The new government is looking to expand CDC, Emma Reynolds told an audience celebrating the launch of the Royal Mail Collective Plan, the UK’s first CDC arrangement, in London last week.  

“While CDCs don't feature directly in the pensions bill, we envisage that they will have a role to play in our consolidation aims, and in our proposals to require schemes to offer retirement products,” the joint pensions and Treasury minister said.  

Although CDC will not be included in the upcoming pension schemes bill, the bill announced in July is expected to bring new duties for trustees to offer a retirement income solution to members, or a range of solutions including a default offering.  

Reynolds said a decumulation version of CDC could offer “a richer range of options”, adding: “My department will explore this further as part of our approach to improving security in retirement."  

Decumulation will be included in the adequacy phase of the Pensions Review, she said, arguing that the current system was failing people at the point of retirement: “We need to find a way of giving people more help at that stage.”  

CDC could be an option, she suggested: “You've really built into the product something that gives the saver and the person retiring much more certainty. So I think we will look at that in the round when we look at phase two [of the Pensions Review].”  
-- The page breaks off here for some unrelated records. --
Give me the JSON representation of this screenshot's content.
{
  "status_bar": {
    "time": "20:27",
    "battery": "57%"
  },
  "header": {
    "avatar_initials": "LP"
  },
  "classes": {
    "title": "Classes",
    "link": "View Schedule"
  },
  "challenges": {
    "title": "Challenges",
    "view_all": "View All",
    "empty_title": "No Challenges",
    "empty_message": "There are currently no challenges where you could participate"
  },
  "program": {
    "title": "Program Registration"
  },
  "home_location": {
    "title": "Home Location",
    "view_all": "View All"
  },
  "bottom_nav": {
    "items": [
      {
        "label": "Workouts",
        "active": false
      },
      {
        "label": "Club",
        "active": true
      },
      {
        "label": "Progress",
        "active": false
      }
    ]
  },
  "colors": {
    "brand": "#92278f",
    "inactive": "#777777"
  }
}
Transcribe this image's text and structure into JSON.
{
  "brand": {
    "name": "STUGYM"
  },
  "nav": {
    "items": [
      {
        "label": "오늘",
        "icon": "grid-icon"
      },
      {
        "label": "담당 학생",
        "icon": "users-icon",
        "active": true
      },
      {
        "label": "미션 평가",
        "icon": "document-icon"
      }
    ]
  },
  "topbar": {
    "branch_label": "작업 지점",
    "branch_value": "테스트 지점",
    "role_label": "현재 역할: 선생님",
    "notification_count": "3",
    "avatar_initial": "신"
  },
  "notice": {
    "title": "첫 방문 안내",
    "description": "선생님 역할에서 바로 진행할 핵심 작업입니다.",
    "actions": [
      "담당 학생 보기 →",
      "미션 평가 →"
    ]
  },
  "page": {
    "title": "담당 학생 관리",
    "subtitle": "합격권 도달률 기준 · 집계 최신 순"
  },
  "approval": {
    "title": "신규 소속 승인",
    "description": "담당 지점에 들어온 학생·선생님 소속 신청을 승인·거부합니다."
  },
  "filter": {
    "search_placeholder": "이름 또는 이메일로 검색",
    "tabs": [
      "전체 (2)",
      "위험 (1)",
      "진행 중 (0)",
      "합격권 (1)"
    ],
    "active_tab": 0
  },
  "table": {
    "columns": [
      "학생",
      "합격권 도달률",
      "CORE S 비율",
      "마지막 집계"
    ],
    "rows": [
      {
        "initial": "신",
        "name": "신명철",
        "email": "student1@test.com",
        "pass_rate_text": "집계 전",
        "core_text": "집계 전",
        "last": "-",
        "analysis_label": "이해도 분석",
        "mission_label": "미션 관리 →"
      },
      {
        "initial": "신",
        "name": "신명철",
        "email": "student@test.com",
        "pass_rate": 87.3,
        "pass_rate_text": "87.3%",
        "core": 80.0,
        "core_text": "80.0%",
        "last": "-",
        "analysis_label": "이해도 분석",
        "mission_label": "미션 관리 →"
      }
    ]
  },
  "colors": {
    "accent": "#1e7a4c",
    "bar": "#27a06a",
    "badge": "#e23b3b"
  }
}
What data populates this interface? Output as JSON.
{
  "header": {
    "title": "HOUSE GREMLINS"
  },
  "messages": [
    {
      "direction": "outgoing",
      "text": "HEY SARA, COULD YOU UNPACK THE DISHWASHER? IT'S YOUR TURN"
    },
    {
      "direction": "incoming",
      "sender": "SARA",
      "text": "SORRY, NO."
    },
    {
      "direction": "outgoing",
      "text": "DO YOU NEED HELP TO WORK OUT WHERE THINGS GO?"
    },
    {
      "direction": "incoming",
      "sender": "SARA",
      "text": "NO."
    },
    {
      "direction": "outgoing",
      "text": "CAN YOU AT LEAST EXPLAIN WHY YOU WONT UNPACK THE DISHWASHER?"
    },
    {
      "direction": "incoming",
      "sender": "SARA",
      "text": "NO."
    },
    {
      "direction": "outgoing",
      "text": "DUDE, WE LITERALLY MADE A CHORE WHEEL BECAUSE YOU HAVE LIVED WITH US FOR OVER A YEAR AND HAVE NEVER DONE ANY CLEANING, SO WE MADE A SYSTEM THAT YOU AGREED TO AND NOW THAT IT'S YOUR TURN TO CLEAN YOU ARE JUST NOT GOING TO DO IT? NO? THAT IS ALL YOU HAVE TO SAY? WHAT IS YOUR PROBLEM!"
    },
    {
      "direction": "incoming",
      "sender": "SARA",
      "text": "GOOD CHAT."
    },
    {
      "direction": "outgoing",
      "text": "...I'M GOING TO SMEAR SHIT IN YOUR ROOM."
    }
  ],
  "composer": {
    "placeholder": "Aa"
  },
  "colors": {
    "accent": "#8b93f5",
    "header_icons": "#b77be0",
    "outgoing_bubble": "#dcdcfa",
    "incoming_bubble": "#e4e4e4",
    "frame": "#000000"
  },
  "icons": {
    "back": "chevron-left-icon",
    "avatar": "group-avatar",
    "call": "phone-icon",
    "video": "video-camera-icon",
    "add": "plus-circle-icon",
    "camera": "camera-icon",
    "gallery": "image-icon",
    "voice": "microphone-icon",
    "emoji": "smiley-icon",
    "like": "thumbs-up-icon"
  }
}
As the government is keen to expand CDC, Reynolds also urged the industry to respond to the consultation on rules for multi-employer plans, so that schemes – such as master trusts – can offer whole-of-life CDC to unconnected employers. The consultation is open until 19 November. 
   
   
Pensions Review update expected  

Consolidation and productive finance could feature in Rachel Reeves’ Mansion House speech on Thursday, as part of an expected update on the Pensions Review.

Elsewhere, the Financial Times reports that London’s new Lord Mayor Alastair King wants to expand the current Mansion House compact to include not just private but listed UK assets, although it is unclear if the Treasury is backing this ambition.